Navigating the world, I am most interested in the experiences and situations and images that I don’t have very good language for. I guess the vividness of any imagery in my writing is the best mode through which you can describe something unknown. That instinct comes from experimental poetry, in which you have high value placed on defamiliarization as a strategy: the moment one is jolted out of the day-to-day. A person’s face shifts, becomes horrific and unrecognizable. The poet then scrambles to come up with an image to wrap around this new face. Even if a passage is lush, every single word has to mean something. It has to point to something.

MKB: I think about David Hammons“Concerto in Black and Blue”, it’s a big, dark room in which people are given flashlights to find something that’s not there. You have every element of a story there, articulated through a large, shared experience. Helping to describe the unknown.

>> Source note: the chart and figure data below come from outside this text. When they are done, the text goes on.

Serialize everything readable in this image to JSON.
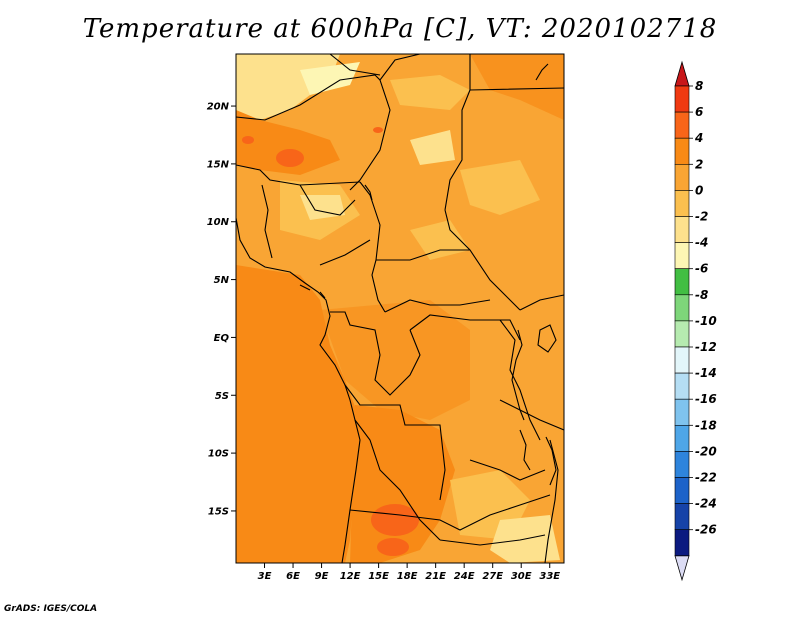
{
  "title": "Temperature at 600hPa [C], VT: 2020102718",
  "credit": "GrADS: IGES/COLA",
  "map": {
    "lat_labels": [
      "20N",
      "15N",
      "10N",
      "5N",
      "EQ",
      "5S",
      "10S",
      "15S"
    ],
    "lon_labels": [
      "3E",
      "6E",
      "9E",
      "12E",
      "15E",
      "18E",
      "21E",
      "24E",
      "27E",
      "30E",
      "33E"
    ],
    "lat_range": [
      -19.5,
      24.5
    ],
    "lon_range": [
      0,
      34.5
    ]
  },
  "colorbar": {
    "labels": [
      "8",
      "6",
      "4",
      "2",
      "0",
      "-2",
      "-4",
      "-6",
      "-8",
      "-10",
      "-12",
      "-14",
      "-16",
      "-18",
      "-20",
      "-22",
      "-24",
      "-26"
    ],
    "colors": [
      "#f03a12",
      "#f86519",
      "#f88a16",
      "#f9a534",
      "#fbc04f",
      "#fde18d",
      "#fdf6b4",
      "#42be43",
      "#7ed67a",
      "#b6ebb0",
      "#e3f6fa",
      "#b5def4",
      "#7fc3ee",
      "#4ea6e8",
      "#2e84dc",
      "#1d63c9",
      "#1643a8",
      "#0b1a80"
    ],
    "top_arrow_color": "#c8171a",
    "bottom_arrow_color": "#dcdcf4"
  }
}
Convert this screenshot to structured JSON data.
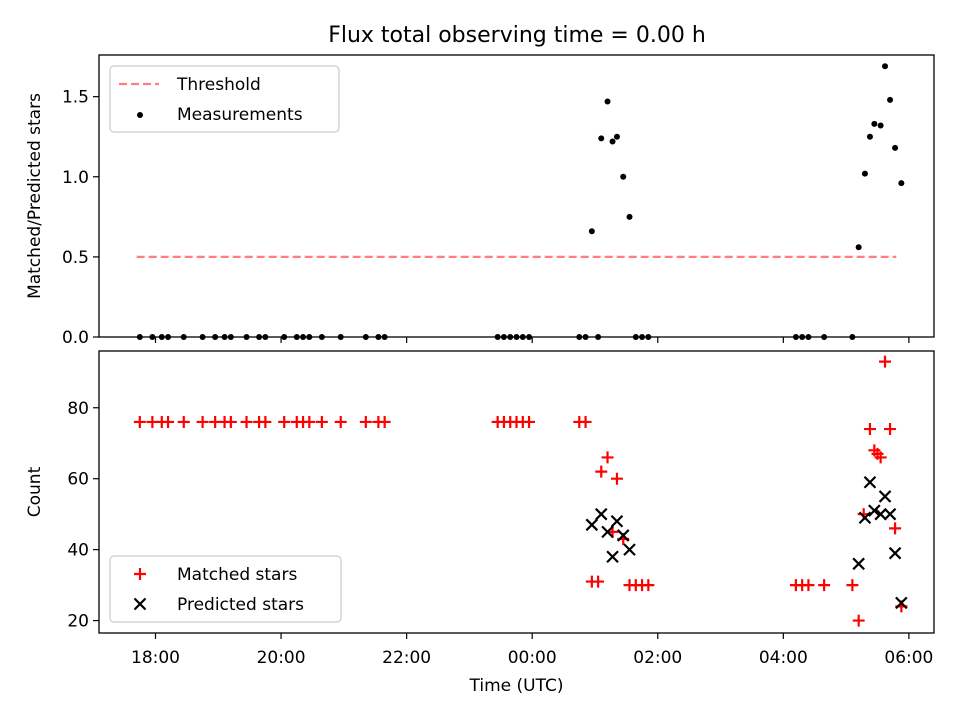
{
  "figure": {
    "title": "Flux total observing time = 0.00 h"
  },
  "chart_data": [
    {
      "type": "scatter",
      "panel": "top",
      "ylabel": "Matched/Predicted stars",
      "ylim": [
        0,
        1.76
      ],
      "yticks": [
        0.0,
        0.5,
        1.0,
        1.5
      ],
      "ytick_labels": [
        "0.0",
        "0.5",
        "1.0",
        "1.5"
      ],
      "xlim": [
        -6.9,
        6.4
      ],
      "xlabel": "",
      "grid": false,
      "legend": "top-left",
      "threshold": {
        "name": "Threshold",
        "value": 0.5,
        "x_start": -6.3,
        "x_end": 5.8,
        "color": "#ff7f7f"
      },
      "series": [
        {
          "name": "Measurements",
          "marker": "dot",
          "color": "#000000",
          "points": [
            [
              -6.25,
              0
            ],
            [
              -6.05,
              0
            ],
            [
              -5.9,
              0
            ],
            [
              -5.8,
              0
            ],
            [
              -5.55,
              0
            ],
            [
              -5.25,
              0
            ],
            [
              -5.05,
              0
            ],
            [
              -4.9,
              0
            ],
            [
              -4.8,
              0
            ],
            [
              -4.55,
              0
            ],
            [
              -4.35,
              0
            ],
            [
              -4.25,
              0
            ],
            [
              -3.95,
              0
            ],
            [
              -3.75,
              0
            ],
            [
              -3.65,
              0
            ],
            [
              -3.55,
              0
            ],
            [
              -3.35,
              0
            ],
            [
              -3.05,
              0
            ],
            [
              -2.65,
              0
            ],
            [
              -2.45,
              0
            ],
            [
              -2.35,
              0
            ],
            [
              -0.55,
              0
            ],
            [
              -0.45,
              0
            ],
            [
              -0.35,
              0
            ],
            [
              -0.25,
              0
            ],
            [
              -0.15,
              0
            ],
            [
              -0.05,
              0
            ],
            [
              0.75,
              0
            ],
            [
              0.85,
              0
            ],
            [
              1.05,
              0
            ],
            [
              1.65,
              0
            ],
            [
              1.75,
              0
            ],
            [
              1.85,
              0
            ],
            [
              4.2,
              0
            ],
            [
              4.3,
              0
            ],
            [
              4.4,
              0
            ],
            [
              4.65,
              0
            ],
            [
              5.1,
              0
            ],
            [
              0.95,
              0.66
            ],
            [
              1.1,
              1.24
            ],
            [
              1.2,
              1.47
            ],
            [
              1.28,
              1.22
            ],
            [
              1.35,
              1.25
            ],
            [
              1.45,
              1.0
            ],
            [
              1.55,
              0.75
            ],
            [
              5.2,
              0.56
            ],
            [
              5.3,
              1.02
            ],
            [
              5.38,
              1.25
            ],
            [
              5.45,
              1.33
            ],
            [
              5.55,
              1.32
            ],
            [
              5.62,
              1.69
            ],
            [
              5.7,
              1.48
            ],
            [
              5.78,
              1.18
            ],
            [
              5.88,
              0.96
            ]
          ]
        }
      ]
    },
    {
      "type": "scatter",
      "panel": "bottom",
      "ylabel": "Count",
      "ylim": [
        16.5,
        96
      ],
      "yticks": [
        20,
        40,
        60,
        80
      ],
      "ytick_labels": [
        "20",
        "40",
        "60",
        "80"
      ],
      "xlim": [
        -6.9,
        6.4
      ],
      "xlabel": "Time (UTC)",
      "xticks": [
        -6,
        -4,
        -2,
        0,
        2,
        4,
        6
      ],
      "xtick_labels": [
        "18:00",
        "20:00",
        "22:00",
        "00:00",
        "02:00",
        "04:00",
        "06:00"
      ],
      "grid": false,
      "legend": "bottom-left",
      "series": [
        {
          "name": "Matched stars",
          "marker": "plus",
          "color": "#ff0000",
          "points": [
            [
              -6.25,
              76
            ],
            [
              -6.05,
              76
            ],
            [
              -5.9,
              76
            ],
            [
              -5.8,
              76
            ],
            [
              -5.55,
              76
            ],
            [
              -5.25,
              76
            ],
            [
              -5.05,
              76
            ],
            [
              -4.9,
              76
            ],
            [
              -4.8,
              76
            ],
            [
              -4.55,
              76
            ],
            [
              -4.35,
              76
            ],
            [
              -4.25,
              76
            ],
            [
              -3.95,
              76
            ],
            [
              -3.75,
              76
            ],
            [
              -3.65,
              76
            ],
            [
              -3.55,
              76
            ],
            [
              -3.35,
              76
            ],
            [
              -3.05,
              76
            ],
            [
              -2.65,
              76
            ],
            [
              -2.45,
              76
            ],
            [
              -2.35,
              76
            ],
            [
              -0.55,
              76
            ],
            [
              -0.45,
              76
            ],
            [
              -0.35,
              76
            ],
            [
              -0.25,
              76
            ],
            [
              -0.15,
              76
            ],
            [
              -0.05,
              76
            ],
            [
              0.75,
              76
            ],
            [
              0.85,
              76
            ],
            [
              0.95,
              31
            ],
            [
              1.05,
              31
            ],
            [
              1.1,
              62
            ],
            [
              1.2,
              66
            ],
            [
              1.28,
              45
            ],
            [
              1.35,
              60
            ],
            [
              1.45,
              43
            ],
            [
              1.55,
              30
            ],
            [
              1.65,
              30
            ],
            [
              1.75,
              30
            ],
            [
              1.85,
              30
            ],
            [
              4.2,
              30
            ],
            [
              4.3,
              30
            ],
            [
              4.4,
              30
            ],
            [
              4.65,
              30
            ],
            [
              5.1,
              30
            ],
            [
              5.2,
              20
            ],
            [
              5.28,
              50
            ],
            [
              5.38,
              74
            ],
            [
              5.45,
              68
            ],
            [
              5.5,
              67
            ],
            [
              5.55,
              66
            ],
            [
              5.62,
              93
            ],
            [
              5.7,
              74
            ],
            [
              5.78,
              46
            ],
            [
              5.88,
              24
            ]
          ]
        },
        {
          "name": "Predicted stars",
          "marker": "cross",
          "color": "#000000",
          "points": [
            [
              0.95,
              47
            ],
            [
              1.1,
              50
            ],
            [
              1.2,
              45
            ],
            [
              1.28,
              38
            ],
            [
              1.35,
              48
            ],
            [
              1.45,
              44
            ],
            [
              1.55,
              40
            ],
            [
              5.2,
              36
            ],
            [
              5.3,
              49
            ],
            [
              5.38,
              59
            ],
            [
              5.45,
              51
            ],
            [
              5.55,
              50
            ],
            [
              5.62,
              55
            ],
            [
              5.7,
              50
            ],
            [
              5.78,
              39
            ],
            [
              5.88,
              25
            ]
          ]
        }
      ]
    }
  ]
}
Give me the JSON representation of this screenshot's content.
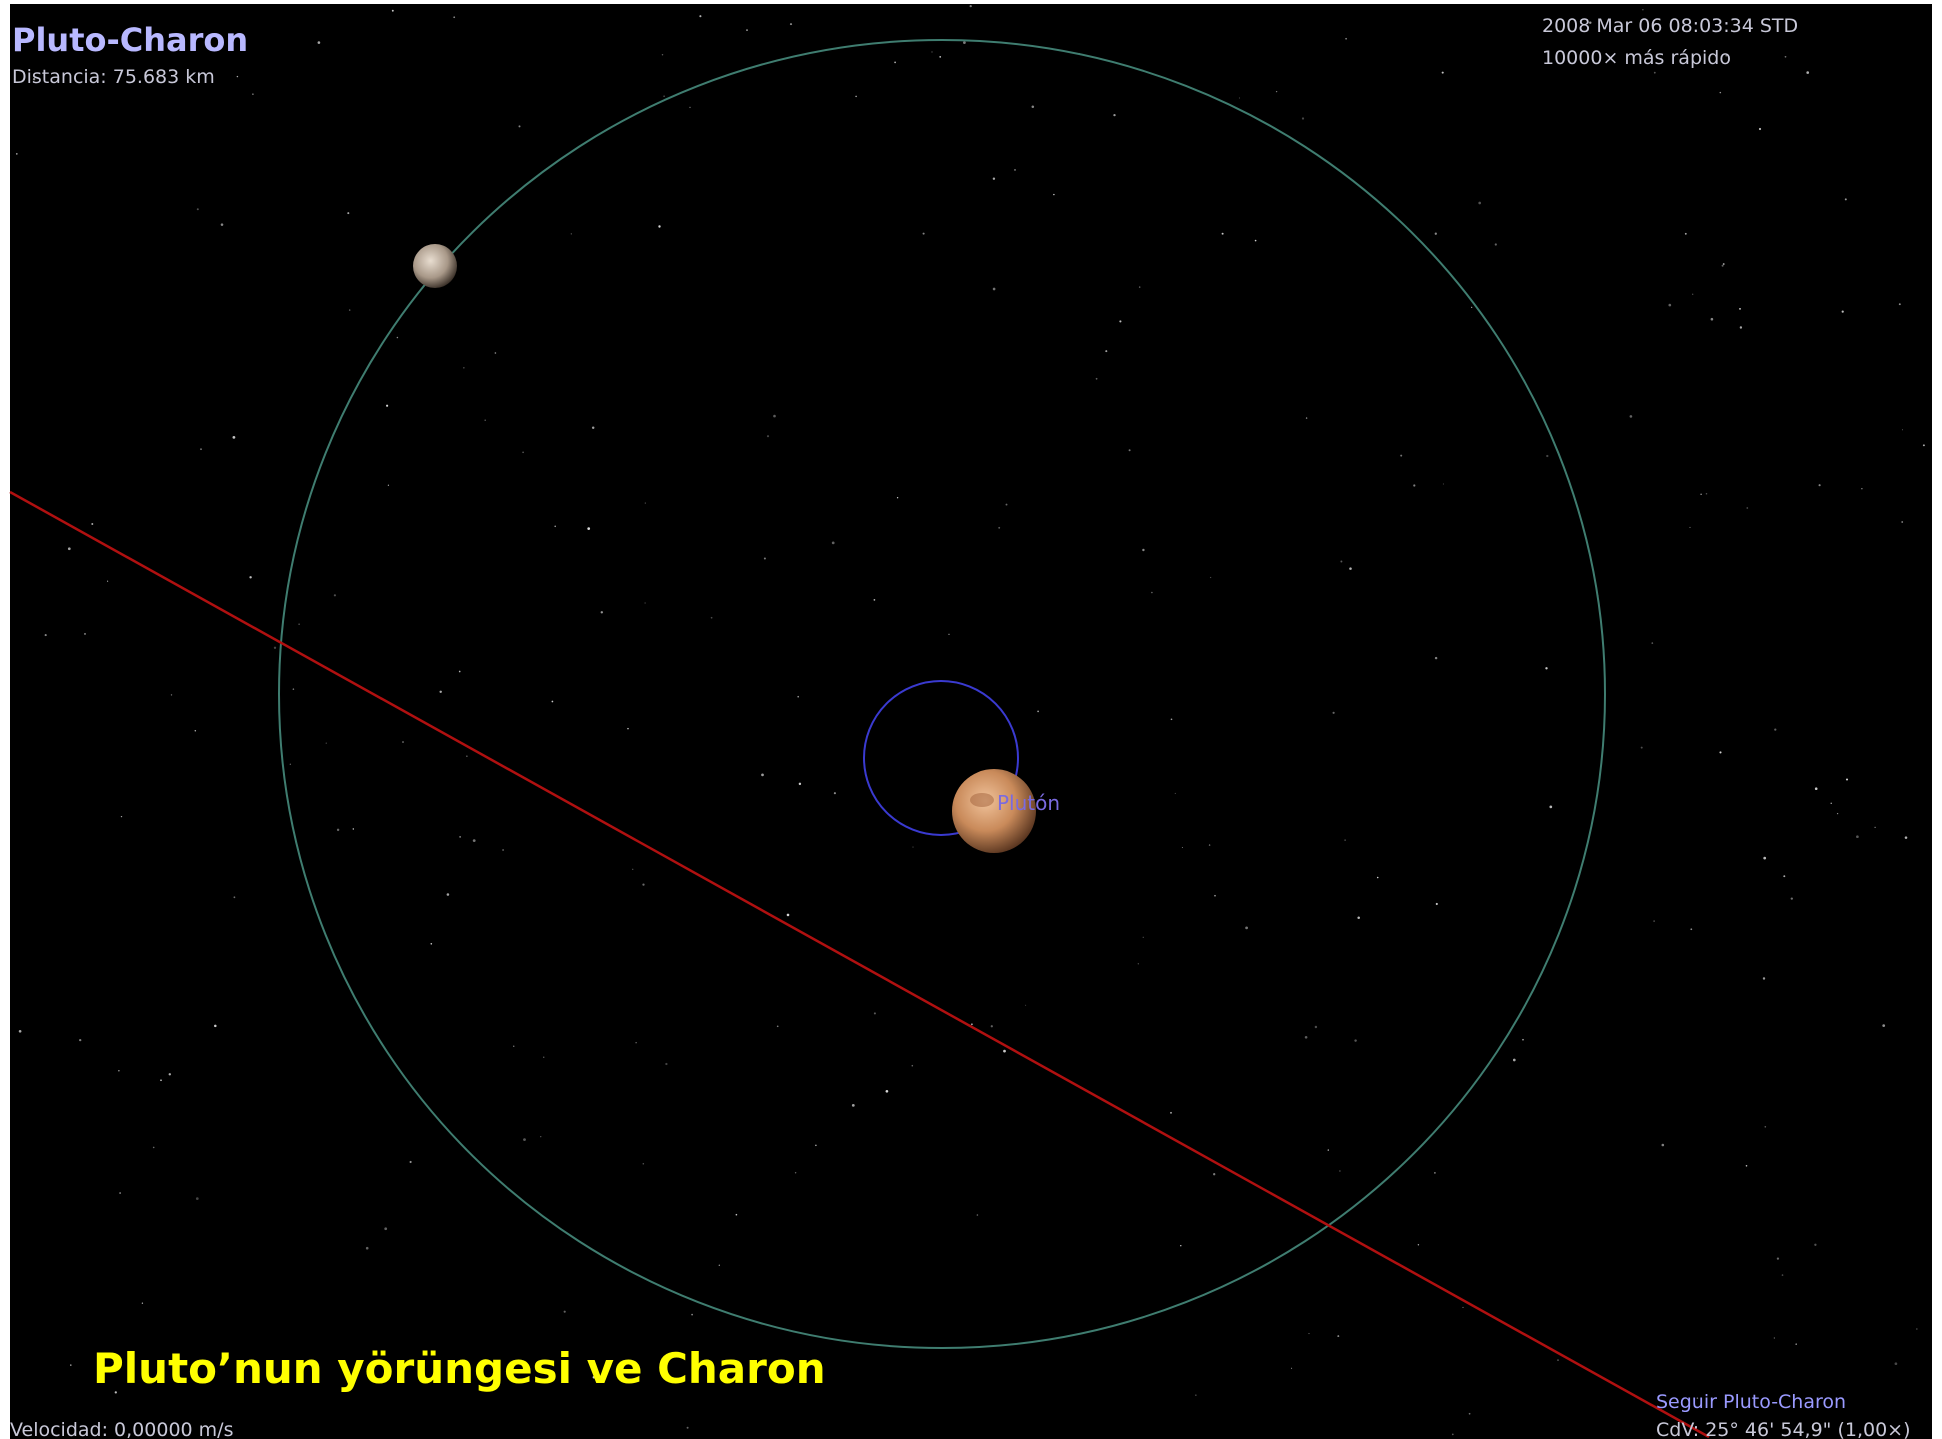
{
  "header": {
    "title": "Pluto-Charon",
    "distance": "Distancia: 75.683 km"
  },
  "status": {
    "datetime": "2008 Mar 06 08:03:34 STD",
    "speed": "10000× más rápido"
  },
  "labels": {
    "pluto": "Plutón"
  },
  "caption": "Pluto’nun yörüngesi ve Charon",
  "footer": {
    "velocity": "Velocidad: 0,00000 m/s",
    "follow": "Seguir Pluto-Charon",
    "fov": "CdV: 25° 46' 54,9\" (1,00×)"
  }
}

NK: Through language, you can have this little bridge for a moment in which you meet around an idea. This is also a way to be less alone. Bridging this abyss between me, and you. You find love, community, friendship. Writing might just be more than a static artifact. It can and should live.

Nora Khan recommends:

  • The new album by Pan Daijing - Lack 惊蛰 (PAN 79) has me extremely shooketh.

  • Warren Ellis’s Newsletter, Orbital Operations, of which you can read a sample, along with his daily blog, Morning, Computer. Warren is a consummately interesting writer, crossing literary fiction, graphic novels, and science fiction. His newsletter gives insight into how to transform daily information overload into his alchemical and hyper-speed creative production process.

  • Lil’ Internet has a Twitter that is genius comedic commentary on online social mores, pop culture, simulations, and navigating cognitive dissonance.

  • Gems of Soundcloud trap from D.C. or Virginia Beach, beginning with WIFIGAWD and spiraling outward.